Leichenflederei ist auch Unterhaltung
MotzART FESTIVAL 2020
31/01/20 Warum hat die Leiche so lange Fingernägel? Warum sind Maden so wichtig? Krimi-Leser wissen das alles, die grausigen Storys um forensischen Anthropologen David Hunter sind Kult. Nun endlich werden auch im Kabarett – Zutritt ab 16 – Leichen seziert. Wieso auch soll sich das Kabarett nicht mit dem Verfall allen Fleisches befassen? Der Themenbereich Political Correctness stinkt dagegen freilich ein wenig ab.
Von Heidemarie Klabacher
„Mein Vater ist ein jüdischer Österreicher, meine Mutter eine rassistische Japanerin.“ Was will man mehr? Was darf man (noch) sagen und was nicht (mehr)? Und vor allem: Wer darf etwas sagen und wer nicht? Und: Wer sollte auch etwas sagen dürfen? Und welche Auswirkungen hat das dann auf die Satire, das Kabarett, in dem sich doch bisher alles sagen ließ? Oder? Zwischen politischer Korrektheit und Liberalismus, zwischen Moral und Ästhetik: „Die Positionen dazu sind vielfältig, die Debatte unübersichtlich“, sagt Sebastian Linz, der künstlerische Leiter der ARGEkultur. Die 38. Ausgabe des MotzART FESTIVALs wirft sich daher mitten hinein in die Debatten und fragt: „Korrekte Komik?“
Es ist das erste MotzART Festival, das ganz von ihm programmiert wurde, betont Sebastian Linz. Seine Devise: „Mehr Spaß für mehr Leute“. Dass in der männerdominierten Kabarettszene mehr Frauen zu Wort kämen, war eines seiner Anliegen. Dass Unterhaltung auch Unterhaltung über Unterhaltung bedeuten kann, führt logisch zur Diskussions- und Gesprächs-Verantstaltungen auch im Kabarett Festival: „Der erste MotzART Salon voriges Jahr hat voll eingeschlagen“, erinnert sich der Künstlerische Leiter. Die nächste Runde steht bereit: „Im MotzART Salon diskutieren bei freiem Eintritt heuer Severin Groebner mit der Autorin Lena Gorelik, mit Leo Fischer von der Satire-Partei DIE PARTEI, dem Comedian Soso Mugiraneza sowie der lesbisch/queeren Performerin Denice Bourbon.“ Denice Bourbon ist Mitgründerin des PCCC*, Wiens erstem politisch korrekten Comedy Club, der erstmalig Station in Salzburg macht. „Political correctness bedeutet hier schlichtweg: Mehr Spaß für mehr Leute!“
Wie man humorvoll mit Stereotypen umgeht, wissen vor allem Miriam Hie und Erika Ratcliffe: Ratcliffes Expertise: „Mein Vater ist ein jüdischer Österreicher, meine Mutter eine rassistische Japanerin.“ Was will man da mehr?

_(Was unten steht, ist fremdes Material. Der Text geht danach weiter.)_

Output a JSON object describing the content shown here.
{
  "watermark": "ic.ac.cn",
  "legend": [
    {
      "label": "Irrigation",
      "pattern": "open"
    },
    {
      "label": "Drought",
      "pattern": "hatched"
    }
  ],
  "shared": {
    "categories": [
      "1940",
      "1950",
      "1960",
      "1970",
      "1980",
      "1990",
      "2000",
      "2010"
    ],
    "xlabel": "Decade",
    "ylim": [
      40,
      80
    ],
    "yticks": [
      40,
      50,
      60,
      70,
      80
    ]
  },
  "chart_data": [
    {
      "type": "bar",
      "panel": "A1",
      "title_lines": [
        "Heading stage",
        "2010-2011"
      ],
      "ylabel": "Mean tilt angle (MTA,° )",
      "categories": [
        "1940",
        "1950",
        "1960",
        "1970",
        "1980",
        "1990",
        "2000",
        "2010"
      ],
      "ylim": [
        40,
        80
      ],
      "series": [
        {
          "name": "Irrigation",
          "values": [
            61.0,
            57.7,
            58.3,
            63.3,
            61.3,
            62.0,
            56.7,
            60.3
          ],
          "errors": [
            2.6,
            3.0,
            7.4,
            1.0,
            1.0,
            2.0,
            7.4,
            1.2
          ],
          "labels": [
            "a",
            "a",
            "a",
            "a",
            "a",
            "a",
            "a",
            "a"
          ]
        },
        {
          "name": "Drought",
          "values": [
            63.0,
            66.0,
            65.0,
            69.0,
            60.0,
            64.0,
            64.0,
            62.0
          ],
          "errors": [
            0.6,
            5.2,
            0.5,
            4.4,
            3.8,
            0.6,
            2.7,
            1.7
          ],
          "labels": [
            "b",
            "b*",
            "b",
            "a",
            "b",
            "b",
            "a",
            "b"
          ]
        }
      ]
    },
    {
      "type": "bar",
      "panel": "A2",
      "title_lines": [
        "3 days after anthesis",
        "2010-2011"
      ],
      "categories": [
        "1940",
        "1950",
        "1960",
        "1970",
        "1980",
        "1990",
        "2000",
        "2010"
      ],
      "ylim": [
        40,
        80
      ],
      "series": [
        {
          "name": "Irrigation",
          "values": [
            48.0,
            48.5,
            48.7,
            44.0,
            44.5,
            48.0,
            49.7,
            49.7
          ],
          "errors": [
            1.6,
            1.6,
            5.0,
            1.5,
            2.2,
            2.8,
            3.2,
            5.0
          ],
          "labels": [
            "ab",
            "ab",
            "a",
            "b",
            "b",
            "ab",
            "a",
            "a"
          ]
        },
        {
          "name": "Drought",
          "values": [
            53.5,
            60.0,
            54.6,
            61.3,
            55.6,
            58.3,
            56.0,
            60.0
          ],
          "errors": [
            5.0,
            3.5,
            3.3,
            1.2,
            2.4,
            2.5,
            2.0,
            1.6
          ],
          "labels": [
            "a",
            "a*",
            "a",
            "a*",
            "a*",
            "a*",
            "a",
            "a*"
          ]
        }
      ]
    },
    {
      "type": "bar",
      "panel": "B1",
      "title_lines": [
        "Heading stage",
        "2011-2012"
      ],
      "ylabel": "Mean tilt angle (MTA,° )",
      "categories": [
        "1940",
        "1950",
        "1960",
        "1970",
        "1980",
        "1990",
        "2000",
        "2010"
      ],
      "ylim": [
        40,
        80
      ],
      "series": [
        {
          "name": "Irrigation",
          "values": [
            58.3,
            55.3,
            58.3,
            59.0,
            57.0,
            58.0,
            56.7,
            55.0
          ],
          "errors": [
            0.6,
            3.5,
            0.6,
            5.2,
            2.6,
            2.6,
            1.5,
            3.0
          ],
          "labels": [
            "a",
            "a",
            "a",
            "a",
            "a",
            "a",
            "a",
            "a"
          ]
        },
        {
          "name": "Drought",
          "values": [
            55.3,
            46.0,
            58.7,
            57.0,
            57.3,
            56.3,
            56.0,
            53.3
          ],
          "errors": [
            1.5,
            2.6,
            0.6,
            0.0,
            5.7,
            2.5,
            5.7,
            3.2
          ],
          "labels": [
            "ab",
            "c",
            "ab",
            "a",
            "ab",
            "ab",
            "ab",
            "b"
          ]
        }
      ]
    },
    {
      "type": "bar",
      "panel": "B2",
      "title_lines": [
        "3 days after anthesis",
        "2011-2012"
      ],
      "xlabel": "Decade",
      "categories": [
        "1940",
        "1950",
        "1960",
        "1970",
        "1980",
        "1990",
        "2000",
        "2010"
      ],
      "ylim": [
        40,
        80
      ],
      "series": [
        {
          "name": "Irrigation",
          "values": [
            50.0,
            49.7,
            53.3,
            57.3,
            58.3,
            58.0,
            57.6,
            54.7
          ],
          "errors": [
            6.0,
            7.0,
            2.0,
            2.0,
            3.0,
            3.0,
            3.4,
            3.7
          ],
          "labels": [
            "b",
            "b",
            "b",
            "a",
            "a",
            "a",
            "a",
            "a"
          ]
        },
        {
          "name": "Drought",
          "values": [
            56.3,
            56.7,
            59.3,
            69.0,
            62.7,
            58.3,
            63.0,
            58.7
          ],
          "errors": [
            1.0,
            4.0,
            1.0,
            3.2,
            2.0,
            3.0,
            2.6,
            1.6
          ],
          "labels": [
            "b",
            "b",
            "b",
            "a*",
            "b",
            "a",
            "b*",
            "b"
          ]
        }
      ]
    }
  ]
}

„Christoph Grissemann begibt sich auf die Schattenseite aller politischen Korrektheit, tief hinein ins 16. Jahrhundert, in die Tagebuchaufzeichnungen des berühmt-berüchtigten Samuel Pepys, bei dem so gar nichts moralisch sauber war.“ Die Künstlerinnen und Künstler des MotzART Festivalsvon Andreas Rebers und Christian Springer (der aus dem Koran liest) bis zu Mark Benecke oder Sigi Zimmerschied, verspricht Sebastian Linz, „operieren immer an der Grenze des Sagbaren und manchmal auch darüber hinaus“. Und wie war das mit den Leichen? Am Donnerstag (6.2.) hat Insekten auf Leichen von und mit Dr. Mark Benecke Salzburgpremiere. Weder Scherz noch Ironie: Zutritt erst ab 16 Jahren.